‘Adolescência’ retrata uma família ‘normal’? – 31/03/2025 – Vera Iaconelli


A série “Adolescência” ainda levanta questões a serem discutidas. A mais insistente diz respeito às razões que levariam um menino de 13 anos a esfaquear uma colega.

O filme carrega nas tintas ao retratar a escola como um ambiente caótico e hostil enquanto aponta o perigo das redes sociais. No entanto, sabemos que mesmo escolas que oferecem as melhores condições pedagógicas, nas quais não pairam dúvidas sobre a implicação do corpo docente, padecem da violência entre alunos.

Temos exemplos recentes disso e eles corroboram o efeito subterrâneo da internet nas relações sociais. Não cansaremos de afirmar a necessidade de coibir o uso do celular nesse ambiente e a seletividade e regulação de seu uso fora dele.

Por outro lado, existe uma certa condescendência em relação à família retratada. Famílias fazem uma aposta de longo prazo na criação de filhos, e só o tempo é capaz de dizer o que resultará dela. Recebemos uma educação que nos marcou, consciente e inconscientemente, estamos imersos na cultura de uma época, vivemos inúmeras experiências ao longo de nossas vidas.

Famílias são compostas do encontro desses diferentes repertórios de seus integrantes. Além disso, cada filho será tratado de forma particular e responderá a isso de maneira única. Os resultados nunca serão previsíveis.

O pai interpretado na obra fala de sua decisão de não espancar os filhos como seu próprio pai o espancava. Fala também de seu embaraço em ver o filho não corresponder às suas expectativas no esporte.

O menino demonstra pendor para o desenho, uma qualidade talvez menos viril aos olhos de ambos. Que ele retrate o pai ao final do filme, momento crucial para o adolescente, não é um detalhe menor: assumir-se como sujeito não vai sem responsabilizar-se por seus atos.

As mulheres retratadas no núcleo familiar são passivas e focadas em manter a figura do pai íntegra. Os assuntos pendentes entre o casal fazem ruído, revelando que não basta amar; há que falar sobre os demônios de cada um. A filha, que poderia ser a porta-voz de uma nova geração de mulheres, não representa uma alternativa para o casal convencional.
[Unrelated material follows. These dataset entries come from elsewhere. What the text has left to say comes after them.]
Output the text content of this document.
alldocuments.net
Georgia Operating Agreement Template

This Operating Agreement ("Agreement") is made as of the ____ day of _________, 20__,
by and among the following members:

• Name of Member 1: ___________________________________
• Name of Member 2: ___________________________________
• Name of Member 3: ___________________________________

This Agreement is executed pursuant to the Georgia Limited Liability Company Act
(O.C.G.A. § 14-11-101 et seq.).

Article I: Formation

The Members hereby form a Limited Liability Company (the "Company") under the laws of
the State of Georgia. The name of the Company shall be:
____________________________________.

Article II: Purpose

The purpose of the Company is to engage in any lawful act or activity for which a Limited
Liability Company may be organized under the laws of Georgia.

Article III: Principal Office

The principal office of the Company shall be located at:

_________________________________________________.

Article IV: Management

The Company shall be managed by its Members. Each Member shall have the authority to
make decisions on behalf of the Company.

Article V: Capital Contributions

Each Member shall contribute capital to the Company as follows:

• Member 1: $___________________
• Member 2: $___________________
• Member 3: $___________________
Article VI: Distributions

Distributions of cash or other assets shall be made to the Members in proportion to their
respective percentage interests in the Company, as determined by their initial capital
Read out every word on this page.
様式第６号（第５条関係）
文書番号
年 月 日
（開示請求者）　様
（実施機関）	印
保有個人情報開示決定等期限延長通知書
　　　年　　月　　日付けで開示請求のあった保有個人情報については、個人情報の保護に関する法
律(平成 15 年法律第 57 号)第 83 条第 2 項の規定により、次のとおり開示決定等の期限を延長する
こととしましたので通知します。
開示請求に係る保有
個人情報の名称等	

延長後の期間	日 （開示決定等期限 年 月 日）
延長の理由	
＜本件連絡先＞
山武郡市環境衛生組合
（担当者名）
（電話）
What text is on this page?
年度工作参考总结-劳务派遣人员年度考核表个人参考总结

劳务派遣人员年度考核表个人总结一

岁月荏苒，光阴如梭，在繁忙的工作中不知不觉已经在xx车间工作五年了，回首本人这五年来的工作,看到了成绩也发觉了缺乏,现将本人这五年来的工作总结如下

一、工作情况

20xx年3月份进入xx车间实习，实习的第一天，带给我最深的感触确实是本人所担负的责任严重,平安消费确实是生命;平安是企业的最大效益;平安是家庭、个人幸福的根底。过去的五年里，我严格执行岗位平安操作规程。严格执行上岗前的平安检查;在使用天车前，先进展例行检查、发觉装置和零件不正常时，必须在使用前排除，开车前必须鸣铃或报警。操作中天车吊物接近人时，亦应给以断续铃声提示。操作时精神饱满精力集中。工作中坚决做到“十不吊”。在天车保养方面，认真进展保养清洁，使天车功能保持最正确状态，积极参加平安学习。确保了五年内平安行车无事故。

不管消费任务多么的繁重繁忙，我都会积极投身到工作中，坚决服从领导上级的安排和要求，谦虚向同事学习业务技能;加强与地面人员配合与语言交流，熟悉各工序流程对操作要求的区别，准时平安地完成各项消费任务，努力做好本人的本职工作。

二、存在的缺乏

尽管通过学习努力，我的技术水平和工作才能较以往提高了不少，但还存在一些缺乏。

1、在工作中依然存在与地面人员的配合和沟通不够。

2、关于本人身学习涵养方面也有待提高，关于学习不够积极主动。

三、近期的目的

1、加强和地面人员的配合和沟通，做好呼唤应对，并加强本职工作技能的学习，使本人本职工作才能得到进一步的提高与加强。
O amor, o cuidado são palpáveis, mas os padrões de gênero que fomentam a violência masculina e a condescendência feminina permanecem lá em nome da família.

Os pais de Jamie não são monstros, seu sofrimento é tão sincero e palpável que fica difícil não se identificar com eles. Mas incorrem em erros que devem nos fazer refletir se quisermos entender as brechas exploradas por grupos misóginos na internet.

A família comum não é necessariamente “normal”, é apenas corriqueira.

Outra questão diz respeito às demais representações femininas no filme. Há quem se incomode com o choro da psiquiatra após o atendimento do jovem. Diante da violência e da miséria psíquica e social com a qual se depara, ela teria que seguir a cartilha masculina e esconder seus sentimentos até de si mesma?

Não nos cabe seguir o exemplo dos homens no trato com os afetos —sabemos no que isso dá.

Quanto ao filme ter sido escrito e dirigido por homens, penso que cabe a eles tomarem posição frente à violência que perpetuam. Estamos exaustas de fazer isso em seu lugar.